Extensive research supports the link between high salt intake and elevated blood pressure. Large-scale epidemiological studies, clinical trials, and experimental research all point to sodium as a major contributor to hypertension. Populations with high sodium consumption tend to have higher average blood pressure and higher rates of hypertension compared to those with lower sodium intake. One of the most influential studies, the INTERSALT study, analyzed data from over 50 populations and found a clear correlation between sodium intake and blood pressure, particularly as individuals aged. Clinical trials, such as the DASH-Sodium trial, have also demonstrated that reducing sodium intake lowers blood pressure, especially in people with prehypertension or hypertension. Animal studies reinforce these findings, showing that high salt intake disrupts fluid balance and blood vessel function, ultimately raising blood pressure. 

Hypertension has far-reaching effects on health, placing significant strain on the cardiovascular system. Persistent high blood pressure damages blood vessels, making them stiffer and more prone to atherosclerosis, a condition where plaque builds up inside the arteries. This increases the risk of heart attacks, strokes, and peripheral artery disease. Additionally, hypertension forces the heart to work harder, leading to the thickening of the heart muscle (left ventricular hypertrophy), which can eventually cause heart failure. High blood pressure also damages the kidneys’ delicate blood vessels, impairing their ability to filter waste and leading to chronic kidney disease. Hypertension can also affect the blood vessels in the eyes, potentially resulting in vision loss or blindness. Because hypertension often develops without symptoms, it is referred to as a "silent killer."
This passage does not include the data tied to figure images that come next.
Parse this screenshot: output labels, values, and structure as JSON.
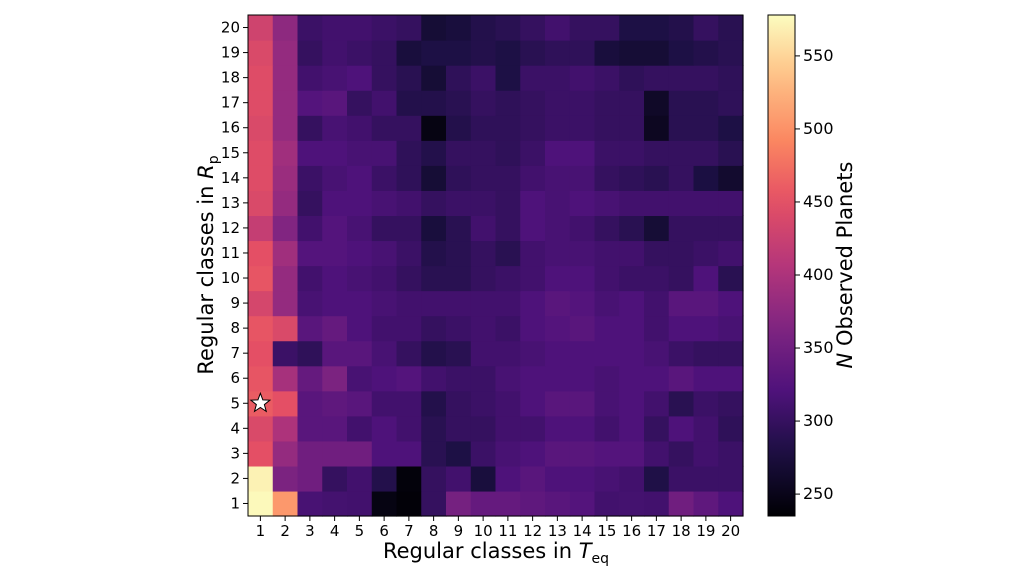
{
  "chart_data": {
    "type": "heatmap",
    "title": "",
    "x_categories": [
      "1",
      "2",
      "3",
      "4",
      "5",
      "6",
      "7",
      "8",
      "9",
      "10",
      "11",
      "12",
      "13",
      "14",
      "15",
      "16",
      "17",
      "18",
      "19",
      "20"
    ],
    "y_categories": [
      "1",
      "2",
      "3",
      "4",
      "5",
      "6",
      "7",
      "8",
      "9",
      "10",
      "11",
      "12",
      "13",
      "14",
      "15",
      "16",
      "17",
      "18",
      "19",
      "20"
    ],
    "xlabel": {
      "main": "Regular classes in ",
      "symbol": "T",
      "subscript": "eq"
    },
    "ylabel": {
      "main": "Regular classes in ",
      "symbol": "R",
      "subscript": "p"
    },
    "colorbar": {
      "label_italic": "N",
      "label_rest": " Observed Planets",
      "range": [
        235,
        578
      ],
      "ticks": [
        "250",
        "300",
        "350",
        "400",
        "450",
        "500",
        "550"
      ],
      "tick_values": [
        250,
        300,
        350,
        400,
        450,
        500,
        550
      ],
      "colormap": "magma"
    },
    "marker": {
      "shape": "star",
      "x": "1",
      "y": "5"
    },
    "grid": false,
    "values": [
      [
        575,
        505,
        315,
        312,
        310,
        245,
        238,
        300,
        355,
        340,
        340,
        335,
        330,
        325,
        310,
        312,
        310,
        350,
        335,
        320
      ],
      [
        570,
        360,
        350,
        300,
        310,
        285,
        240,
        300,
        310,
        275,
        320,
        330,
        320,
        320,
        315,
        310,
        282,
        305,
        305,
        305
      ],
      [
        450,
        380,
        350,
        350,
        350,
        320,
        320,
        290,
        280,
        305,
        315,
        320,
        330,
        330,
        325,
        325,
        310,
        300,
        310,
        305
      ],
      [
        440,
        400,
        330,
        330,
        310,
        320,
        310,
        290,
        300,
        300,
        310,
        310,
        320,
        320,
        310,
        320,
        300,
        320,
        310,
        295
      ],
      [
        460,
        450,
        330,
        335,
        330,
        310,
        310,
        285,
        300,
        305,
        310,
        320,
        330,
        330,
        315,
        320,
        310,
        290,
        305,
        300
      ],
      [
        455,
        395,
        340,
        360,
        315,
        320,
        325,
        310,
        305,
        305,
        315,
        320,
        320,
        320,
        315,
        320,
        320,
        330,
        320,
        320
      ],
      [
        450,
        305,
        295,
        330,
        330,
        315,
        300,
        285,
        290,
        310,
        310,
        315,
        320,
        320,
        320,
        320,
        315,
        305,
        300,
        300
      ],
      [
        455,
        440,
        330,
        340,
        320,
        310,
        310,
        300,
        305,
        310,
        305,
        320,
        325,
        330,
        320,
        320,
        310,
        320,
        320,
        315
      ],
      [
        435,
        380,
        315,
        320,
        320,
        315,
        310,
        310,
        310,
        310,
        310,
        320,
        330,
        325,
        315,
        320,
        310,
        330,
        330,
        320
      ],
      [
        455,
        380,
        310,
        320,
        315,
        310,
        300,
        290,
        290,
        300,
        305,
        310,
        320,
        320,
        310,
        305,
        305,
        300,
        320,
        290
      ],
      [
        450,
        390,
        325,
        325,
        320,
        315,
        305,
        285,
        290,
        300,
        290,
        310,
        315,
        315,
        310,
        310,
        300,
        300,
        305,
        310
      ],
      [
        420,
        365,
        310,
        325,
        315,
        300,
        300,
        275,
        290,
        310,
        300,
        320,
        315,
        310,
        300,
        290,
        270,
        300,
        300,
        300
      ],
      [
        440,
        380,
        300,
        320,
        320,
        315,
        310,
        300,
        305,
        305,
        300,
        320,
        315,
        320,
        315,
        310,
        310,
        310,
        310,
        310
      ],
      [
        445,
        385,
        305,
        315,
        320,
        305,
        295,
        270,
        295,
        300,
        300,
        310,
        315,
        315,
        300,
        295,
        290,
        300,
        278,
        265
      ],
      [
        445,
        390,
        320,
        320,
        315,
        315,
        295,
        285,
        300,
        300,
        295,
        305,
        320,
        320,
        305,
        305,
        300,
        300,
        300,
        290
      ],
      [
        440,
        380,
        300,
        315,
        310,
        300,
        300,
        245,
        285,
        295,
        295,
        300,
        305,
        305,
        300,
        300,
        255,
        290,
        290,
        280
      ],
      [
        445,
        380,
        325,
        330,
        300,
        310,
        285,
        285,
        290,
        300,
        295,
        300,
        305,
        305,
        300,
        300,
        260,
        290,
        290,
        295
      ],
      [
        445,
        380,
        310,
        315,
        320,
        300,
        290,
        270,
        295,
        305,
        280,
        305,
        305,
        310,
        305,
        295,
        300,
        300,
        300,
        295
      ],
      [
        440,
        380,
        300,
        310,
        305,
        300,
        275,
        280,
        280,
        285,
        280,
        290,
        295,
        295,
        275,
        270,
        270,
        280,
        285,
        290
      ],
      [
        430,
        375,
        305,
        310,
        310,
        305,
        300,
        270,
        275,
        285,
        290,
        300,
        310,
        300,
        300,
        280,
        280,
        285,
        300,
        290
      ]
    ]
  }
}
Reducing sodium intake and controlling blood pressure are critical for long-term health, making dietary changes and, if needed, medication essential for reducing the risk of hypertension and its serious health consequences. One option is the DASH diet (especially with reduced sodium) which can significantly reduce blood pressure in hypertensive individuals.

Figure 1. Osmosis will cause water to move from a region of lower solute concentration to a region of higher solute concentration through a semipermeable membrane (that prevents diffusion of the solute but allows water to pass). In a blood vessel, higher sodium concentration will cause water to move from outside of the blood vessel to inside of the blood vessel which will raise the blood pressure.